The view from a low-flying plane can be arresting. On this day it was the symmetry of structures below that stood out most: the layouts of streets in towns, the position of the church, the elegant loops of autobahn exits, the perfectly aligned gardens of Schwetzingen castle.  It was as if a giant had neatly placed these Lego blocks on a designed platform.


neckar



viewfromtop1



altstadt



The flight took us towards Heidelberg. We approached it along a silvery streak (the Neckar), flew over a terraced hilltop oval (Thingstaette), the cramped rooftops (altstadt), a ruin in pink (the castle) and then turned around just as the sun sank behind the horizon. The places we had seen earlier – and spent hours exploring – flipped past us in an instant, and at that moment I could not decide what I liked better: the fleeting but striking impression from this height, or the slow immersion into those places below.

10 thoughts on “The last days of summer

    1. Rash, we can’t stop drooling over the cloud patterns every other day. They are never the same. (And the pictures are easy to take – point and shoot!)

  1. It’s always a good day when you post something here! I’m delighted to share your sunsets and skies and see a bit of what your summer has been like, in places I’m unlikely to ever visit. And it’s good to imagine you two enjoying your balcony in the evenings, as we do our terrace, and our back porch in Vermont before that. I’m sorry summer is ending but the coziness of the interior is good too…

    1. Beth, I’m so glad you are enjoying these little pieces of our life that I share here. The glimpses of your world I get through your blog are, likewise, the posts I enjoy a lot.

      I know I should write more often, I know…

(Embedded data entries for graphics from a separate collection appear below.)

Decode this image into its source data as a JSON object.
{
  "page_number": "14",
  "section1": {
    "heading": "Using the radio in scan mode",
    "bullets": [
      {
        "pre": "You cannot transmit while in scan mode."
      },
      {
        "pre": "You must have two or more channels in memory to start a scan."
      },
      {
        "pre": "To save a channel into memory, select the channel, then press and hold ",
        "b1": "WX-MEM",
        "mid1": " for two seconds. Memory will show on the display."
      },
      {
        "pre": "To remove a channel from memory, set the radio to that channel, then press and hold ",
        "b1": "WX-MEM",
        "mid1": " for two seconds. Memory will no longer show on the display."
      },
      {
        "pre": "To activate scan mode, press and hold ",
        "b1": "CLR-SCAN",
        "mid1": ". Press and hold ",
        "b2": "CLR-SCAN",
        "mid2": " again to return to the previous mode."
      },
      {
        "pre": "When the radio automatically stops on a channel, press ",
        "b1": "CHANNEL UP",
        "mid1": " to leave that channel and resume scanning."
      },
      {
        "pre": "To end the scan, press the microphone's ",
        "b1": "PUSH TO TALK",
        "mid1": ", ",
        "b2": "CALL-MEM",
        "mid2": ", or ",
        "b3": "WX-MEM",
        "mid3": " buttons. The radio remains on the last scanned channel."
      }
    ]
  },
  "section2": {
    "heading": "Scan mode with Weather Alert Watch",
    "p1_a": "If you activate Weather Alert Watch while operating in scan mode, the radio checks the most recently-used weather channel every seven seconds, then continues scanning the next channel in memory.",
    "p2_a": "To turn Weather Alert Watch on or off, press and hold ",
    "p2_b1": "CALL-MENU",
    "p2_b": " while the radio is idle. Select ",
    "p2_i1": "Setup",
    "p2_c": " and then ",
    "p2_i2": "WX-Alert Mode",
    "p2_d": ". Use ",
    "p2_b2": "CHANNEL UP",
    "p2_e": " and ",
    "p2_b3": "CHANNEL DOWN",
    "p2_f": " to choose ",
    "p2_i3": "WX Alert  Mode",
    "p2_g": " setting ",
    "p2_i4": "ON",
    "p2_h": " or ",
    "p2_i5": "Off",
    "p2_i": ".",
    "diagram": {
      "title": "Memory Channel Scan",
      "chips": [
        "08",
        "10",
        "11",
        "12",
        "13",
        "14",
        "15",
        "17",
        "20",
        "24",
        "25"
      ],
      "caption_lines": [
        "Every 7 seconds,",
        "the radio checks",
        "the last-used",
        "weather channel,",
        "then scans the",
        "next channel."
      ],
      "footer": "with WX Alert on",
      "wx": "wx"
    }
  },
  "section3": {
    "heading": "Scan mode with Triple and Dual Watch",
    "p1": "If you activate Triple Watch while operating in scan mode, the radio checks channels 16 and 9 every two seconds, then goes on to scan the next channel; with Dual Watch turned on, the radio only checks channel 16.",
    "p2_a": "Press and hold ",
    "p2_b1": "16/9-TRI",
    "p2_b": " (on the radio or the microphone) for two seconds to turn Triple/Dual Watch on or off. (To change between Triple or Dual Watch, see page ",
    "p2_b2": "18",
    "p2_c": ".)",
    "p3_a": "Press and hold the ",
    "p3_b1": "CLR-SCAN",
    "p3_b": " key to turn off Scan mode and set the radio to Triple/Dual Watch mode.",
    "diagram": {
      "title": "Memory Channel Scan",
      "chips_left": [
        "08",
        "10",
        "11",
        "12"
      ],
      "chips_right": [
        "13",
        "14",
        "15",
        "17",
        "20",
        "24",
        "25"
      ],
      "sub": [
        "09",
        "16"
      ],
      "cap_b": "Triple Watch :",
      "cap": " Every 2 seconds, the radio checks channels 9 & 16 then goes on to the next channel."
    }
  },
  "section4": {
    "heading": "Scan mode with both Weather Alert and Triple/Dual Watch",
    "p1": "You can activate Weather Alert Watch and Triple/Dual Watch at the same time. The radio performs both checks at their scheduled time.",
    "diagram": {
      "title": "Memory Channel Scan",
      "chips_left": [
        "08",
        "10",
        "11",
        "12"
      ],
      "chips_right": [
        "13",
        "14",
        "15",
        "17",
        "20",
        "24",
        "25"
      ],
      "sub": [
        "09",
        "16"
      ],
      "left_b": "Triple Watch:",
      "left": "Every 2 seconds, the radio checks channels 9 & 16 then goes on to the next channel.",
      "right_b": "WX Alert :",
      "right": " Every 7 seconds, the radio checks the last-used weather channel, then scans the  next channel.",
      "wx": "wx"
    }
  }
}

  2. especially was taken by the section, thingstaette. the woods hiding the ampitheater. wise choice of words and photo angles.

    sherry o’keefe

  3. I love the post about the last days of summer. Too many days are spent not enjoying life: reading, watching the sunset, enjoying the silence in one another’s company. Or in your case, 80s music!

  4. Sherry, Vivian and Laurie: Thanks so much for your thoughts here. I’m glad you enjoyed this piece. It’s been almost an year since I wrote that, and yet it seems like yesterday.